Additional information:
I need to calculate the permutations of groups of numbers. For instance;
Group 1 = 1,2,3
Group 2 = 2,3,4
Group 3 = 3,4,5
What are all the possible permutation for these 3 groups of numbers taking 1 number from each group per permutation. No repeats per permutation, meaning a number can not appear in more that 1 position. So 2,4,3 is valid but 2,4,4 is not valid.
Thanks for all the help.
Like most interesting problems, your question has several solutions. The algorithm that I wrote (below) is the simplest thing that came to mind.
I found it easiest to think of the problem like a tree-search: The first group, the root, has a child for each number it contains, where each child is the second group. The second group has a third-group child for each number it contains, the third group has a fourth-group child for each number it contains, etc. All you have to do is find all valid paths from the root to leaves.
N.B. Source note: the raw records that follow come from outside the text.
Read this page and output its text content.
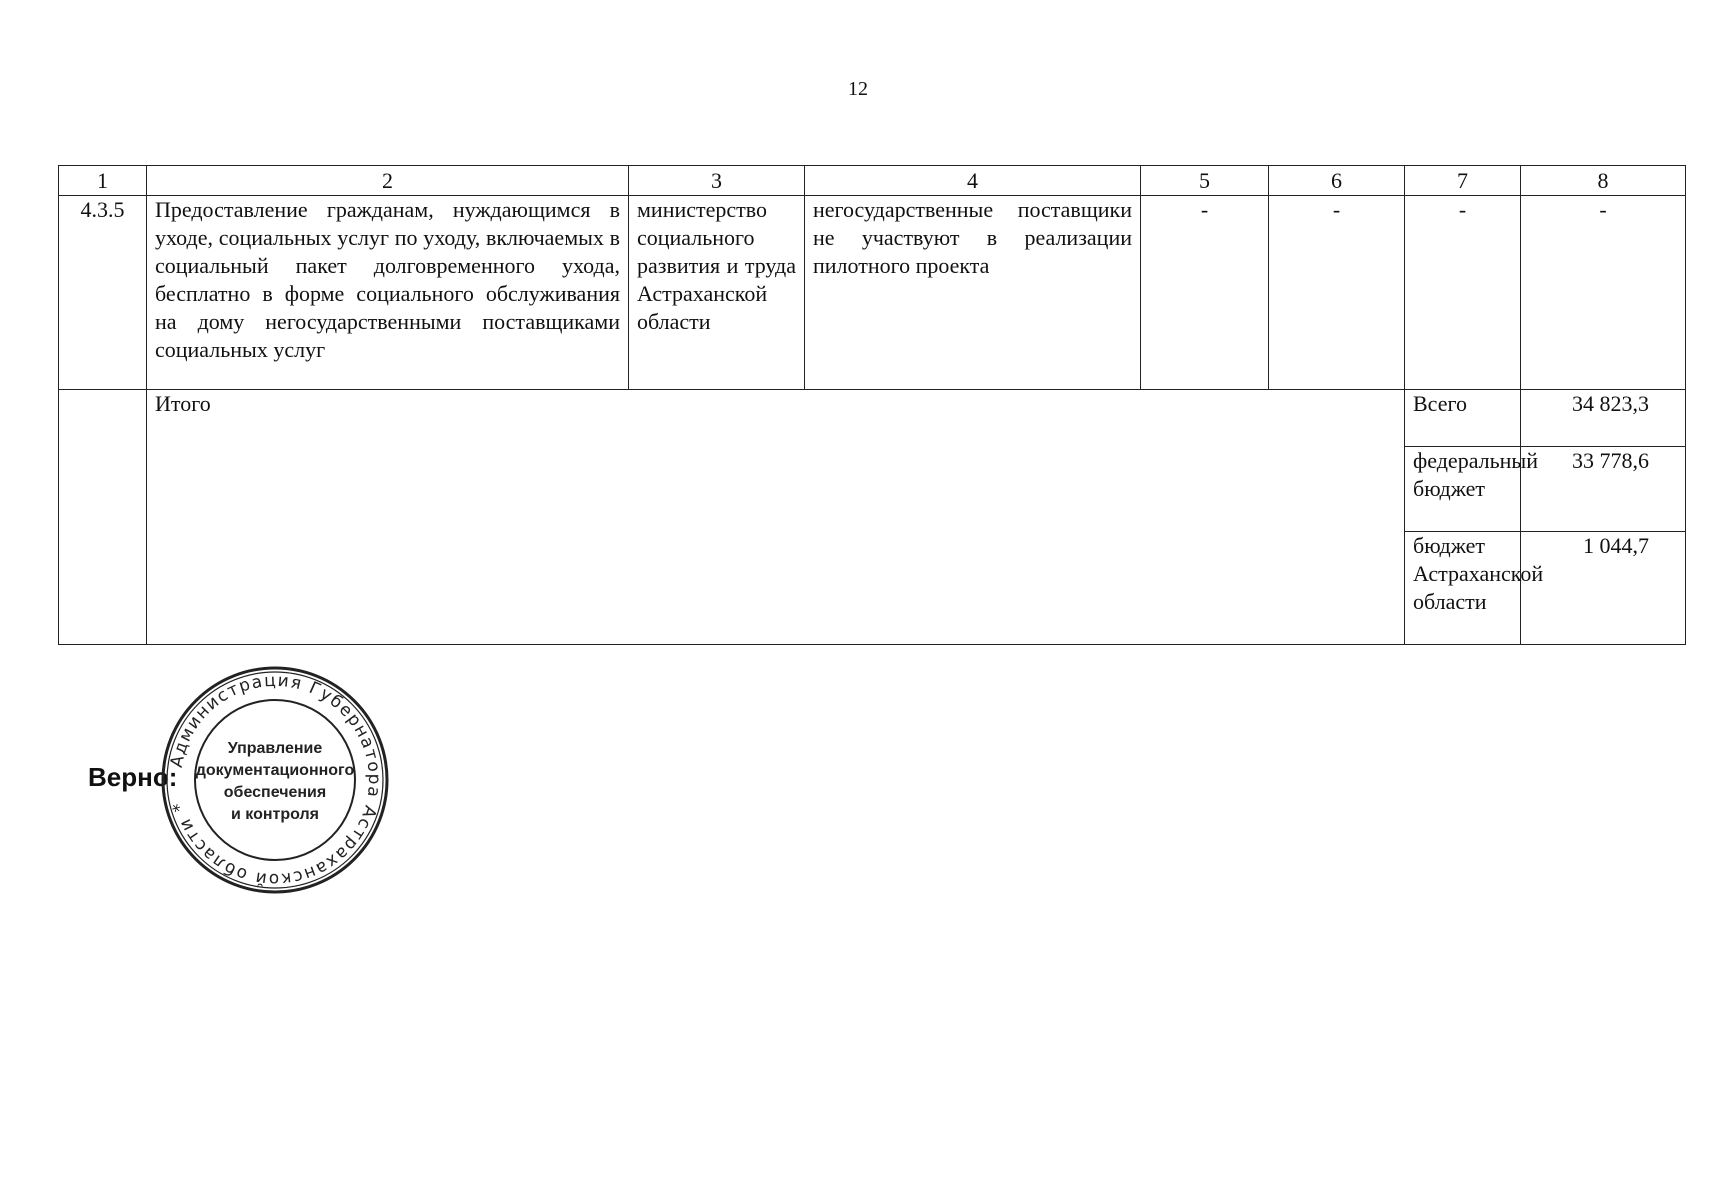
12
1	2	3	4	5	6	7	8
4.3.5	Предоставление гражданам, нуждающимся в уходе, социальных услуг по уходу, включаемых в социальный пакет долговременного ухода, бесплатно в форме социального обслуживания на дому негосударственными поставщиками социальных услуг	министерство социального развития и труда Астраханской области	негосударственные поставщики не участвуют в реализации пилотного проекта	-	-	-	-
	Итого					Всего	34 823,3
						федеральный бюджет	33 778,6
						бюджет Астраханской области	1 044,7
Верно:
Администрация Губернатора Астраханской области *
Управление
документационного
обеспечения
и контроля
However, for many groups with lots of numbers this approach will prove to be slow without any heuristics. One thing you could do is sort the list of groups by group-size, smallest group first. That would be a fail-fast approach that would, in general, discover that a permutation isn't valid sooner than later. Look-ahead, arc-consistency, and backtracking are other things you might want to think about. [Sorry, I can only include one link because it's my first post, but you can find these things on Wikipedia.]
## Algorithm written in Python ##
## CodePad.org has a Python interpreter
Group1 = [1,2,3] ## Within itself, each group must be composed of unique numbers
Group2 = [2,3,4]
Group3 = [3,4,5]
Groups = [Group1,Group2,Group3] ## Must contain at least one Group
Permutations = [] ## List of valid permutations
def getPermutations(group, permSoFar, nextGroupIndex):
for num in group:
nextPermSoFar = list(permSoFar) ## Make a copy of the permSoFar list
## Only proceed if num isn't a repeat in nextPermSoFar
if nextPermSoFar.count(num) == 0:
nextPermSoFar.append(num) ## Add num to this copy of nextPermSoFar
if nextGroupIndex != len(Groups): ## Call next group if there is one...
getPermutations(Groups[nextGroupIndex], nextPermSoFar, nextGroupIndex + 1)
else: ## ...or add the valid permutation to the list of permutations
Permutations.append(nextPermSoFar)
## Call getPermutations with:
## * the first group from the list of Groups
## * an empty list
## * the index of the second group
getPermutations(Groups[0], [], 1)
## print results of getPermutations
print 'There are', len(Permutations), 'valid permutations:'
print Permutations
This is the simplest general formula I know for trifectas.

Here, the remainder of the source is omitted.